Bizim oturduğumuz bölüm tamamen dolmuştu, karşımızdaki kürsüye ise sırasıyla kırmızı, mavi, beyaz ve kahverengi cüppe giyen dört yargıç ve aynı renklerde takım elbise giyen - mavi dışında - üç ülkenin yöneticileri oturmuştu.
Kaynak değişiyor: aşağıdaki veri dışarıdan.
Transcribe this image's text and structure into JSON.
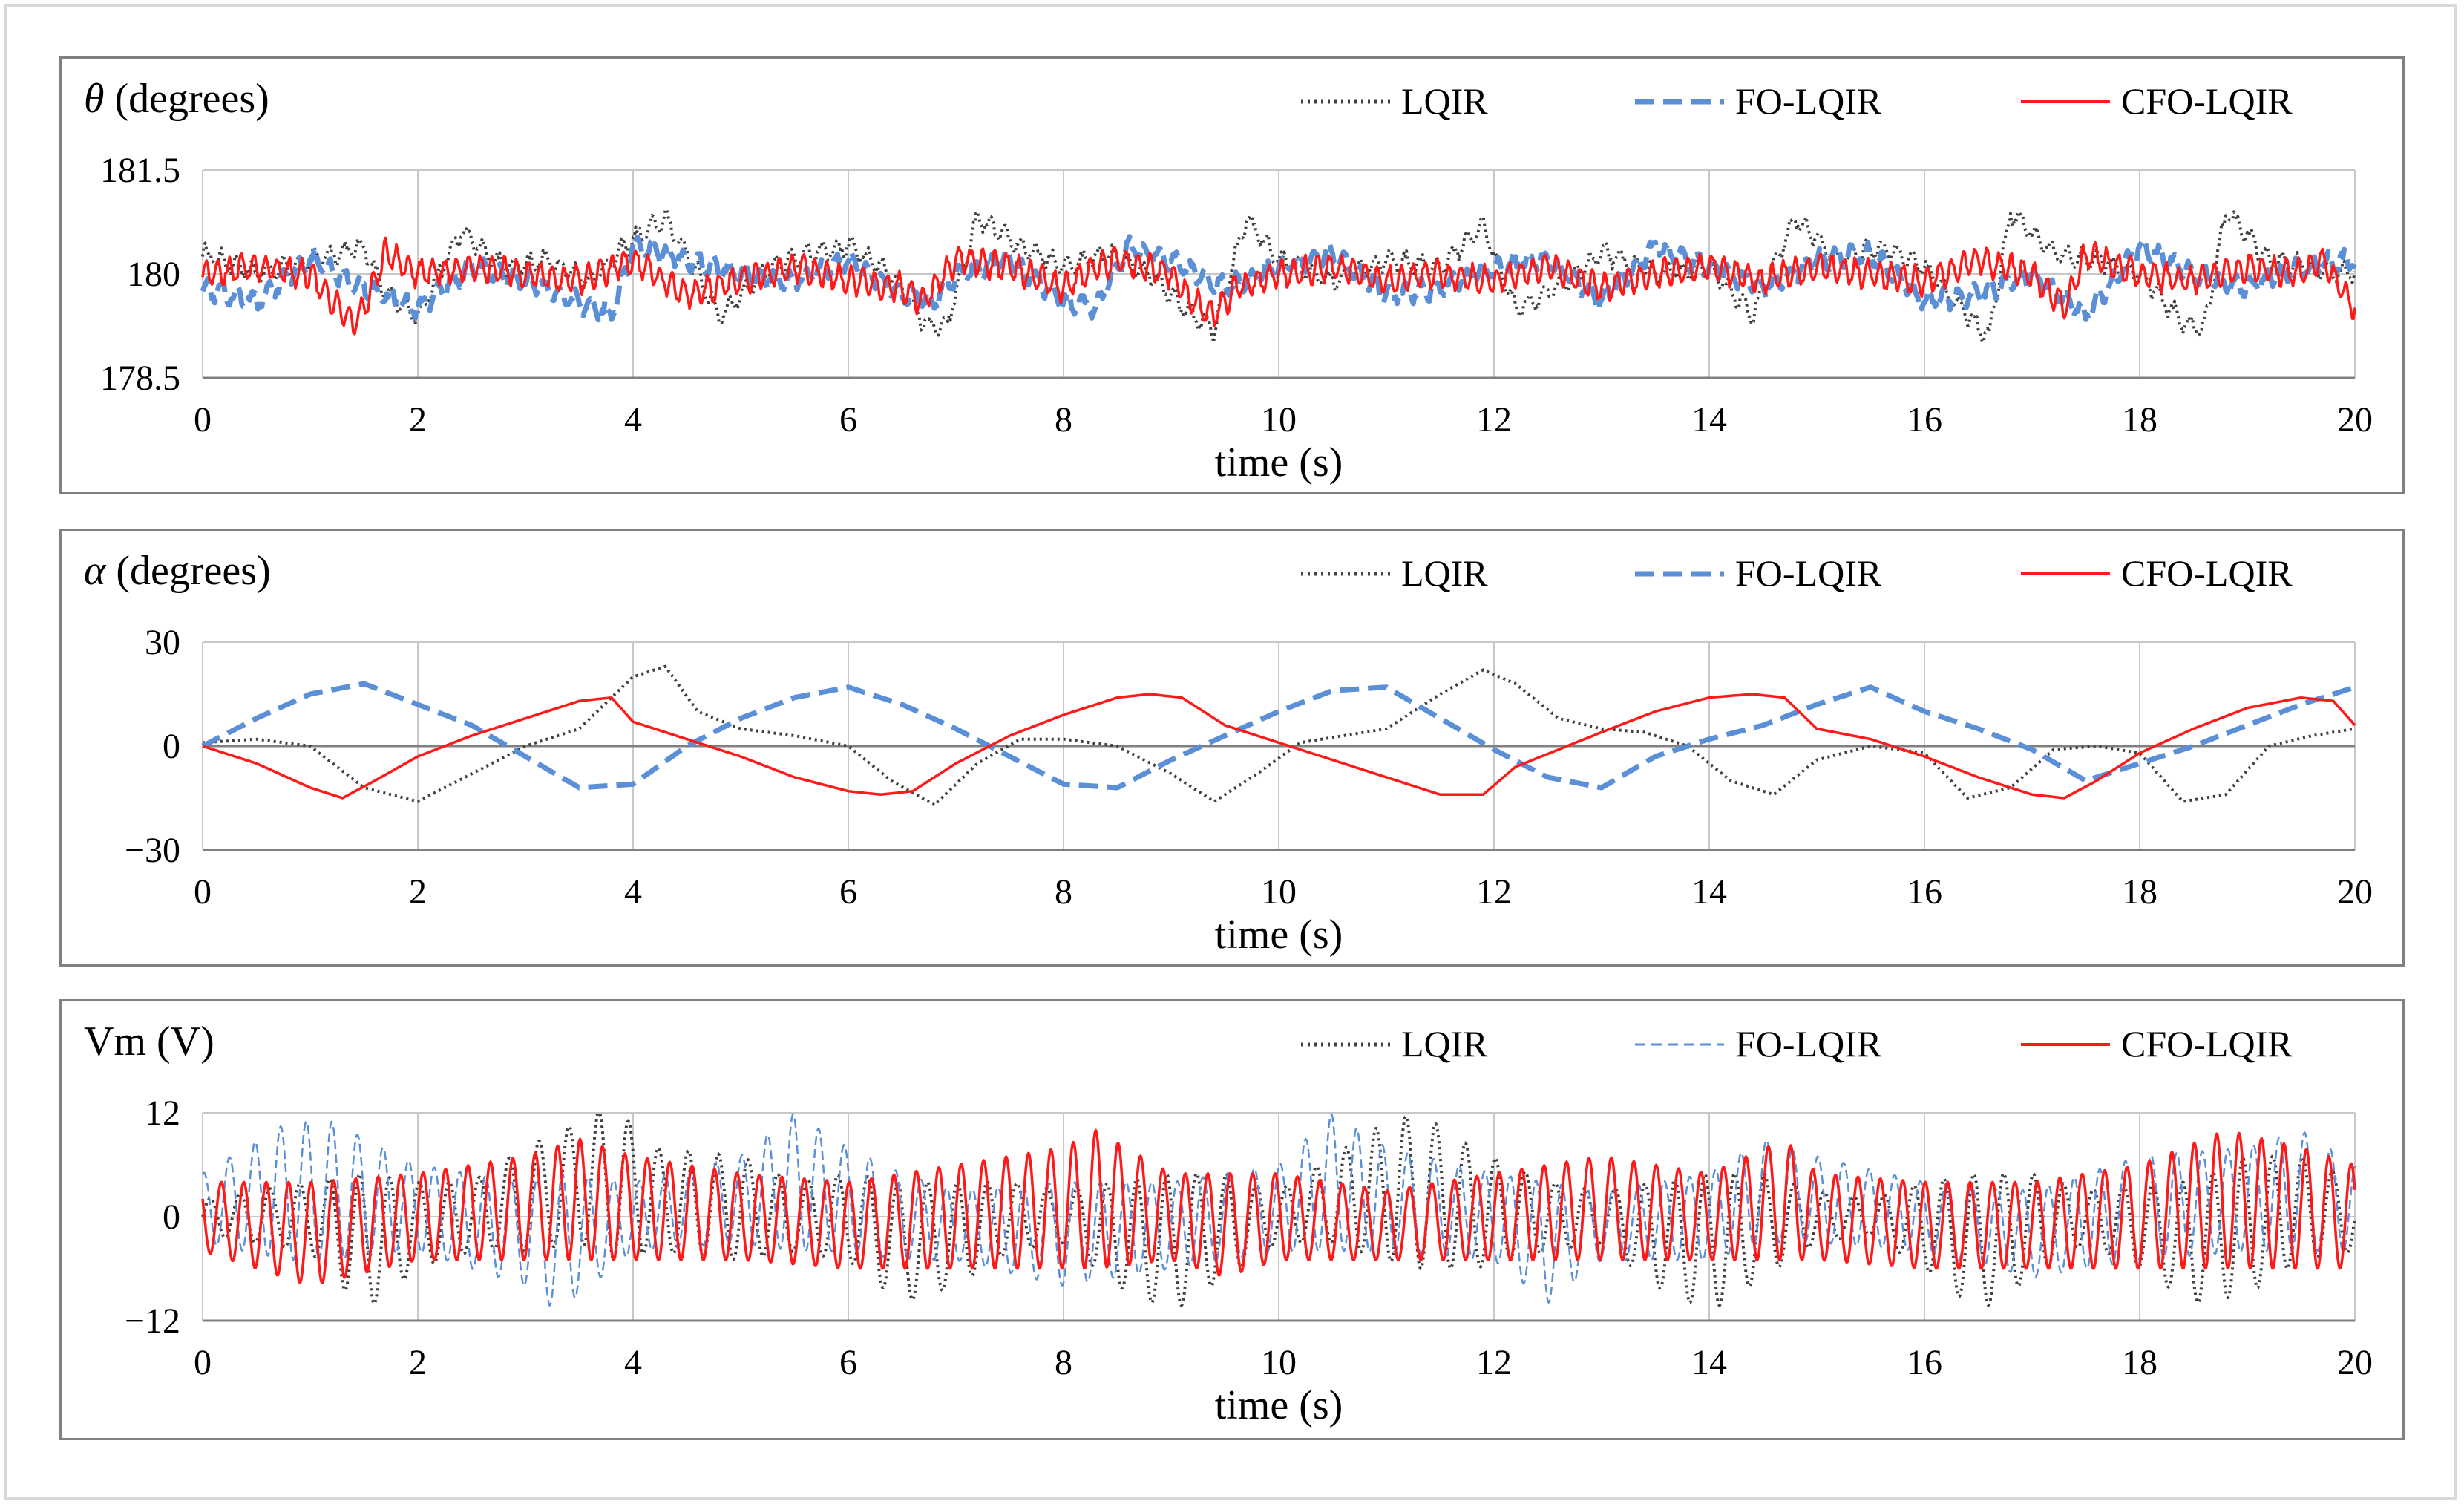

Saat 15.00' a birkaç dakika kala salonun sağ kısmında kalan başka bir girişten iki asker girdi, kollarının arasında ise tamamen siyah bir takım giydirilmiş başkan vardı. Dağınık mavi saçları kırmızı ve kan çanağına dönmüş gözlerinin yanında daha az belirgin kalmıştı. Başkan büyük kürsünün karşısındaki kürsüye getirildi ve elleri kürsünün arkasında kalan direğe kelepçelendi, iki asker ise büyük kürsünün iki tarafına geçtiler ama başkanın arkasında kalan masalara kimse gelmedi. Sanırım bu mahkemede avukat da olmayacaktı.

15:43

On dakikalık sessizlikten ve büyük kürsünün arkasında kalan başkanlar ve yargıçların görüşmesinden sonra Firex yargıcı ayağa kalktı. Ellilerinde bir kadın gibi görünmesine rağmen saçları upuzun, kıpkırmızı ve iki yana sarkıyordu gerçi yüz hatları yaşını ele veriyordu. Kadın Aquarium başkanı olacak aşağılık adama baktı, yutkundu ve kararı açıkladı.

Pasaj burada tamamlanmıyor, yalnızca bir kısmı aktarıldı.